Goodbye, Racialicious

wendi bio picAfter writing for Racialicious since 2007, when Carmen Van  Kerckhove asked me to come on as a Special Correspondent, I’ve decided that it’s time for me to end my time with the site. It was certainly a difficult decision for me, having been invested in its mission since my first read in 2006 after Carmen came to speak at NYU about race in the media. I remember realizing that when I agreed to write regularly for the site, I was signing onto something amazing, something that would certainly change the way Americans think about and discuss race, ethnicity, and many other factors of our daily lives through an easily accessible, though analytical, lens. Indeed, my realization was right.

Writing for Racialicious opened up many opportunities for me and helped shape the way I personally view race in America by allowing me to flesh out my thoughts with words for public consumption. I had an amazing time working with all parties involved in making the site what it was and has become, and I am forever appreciative of all the feedback, be it critical or full of praise from the readers here.

Though I am saying goodbye to Racialicious, I am not disappearing into thin air or becoming a hermit.
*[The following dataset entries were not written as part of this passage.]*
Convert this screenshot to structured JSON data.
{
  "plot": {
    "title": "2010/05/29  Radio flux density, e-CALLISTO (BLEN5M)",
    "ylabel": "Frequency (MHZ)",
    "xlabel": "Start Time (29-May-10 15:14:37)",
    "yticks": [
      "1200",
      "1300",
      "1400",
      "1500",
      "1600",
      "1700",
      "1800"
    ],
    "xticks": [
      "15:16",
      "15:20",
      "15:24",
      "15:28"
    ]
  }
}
In fact, I still write, though in a completely different facet. Focusing on the love affair between music and fashion, and in particular, music as a soundtrack of our lives, I now channel my thoughts and energy through the content of my own site Retail DJ. On Retail DJ, I post music from DJs all over the world and conduct interviews of designers, musicians, DJs, and even fashionistas right off the street from my own backyard (NYC) and other parts of the globe (I have interviews and photoshoots of folks in the Dominican Republic, Mexico, the UK, and Brazil on the way!). It’s a truly exciting venture—my baby, if you will—of which I am very proud and honored to share with everyone.

Despite my new direction, however, I still think about race, gender, sexuality, and all those –isms that many of us know well because, quite frankly, I live them. At least now I have had Racialicious as an outlet through which I could try to gain more understanding of what all those aspects of my identity and those of others even mean. Let’s just say, “it’s been real.” I will miss all of you and wish you continued success in both writing and taking the risk to discuss this thing we call race.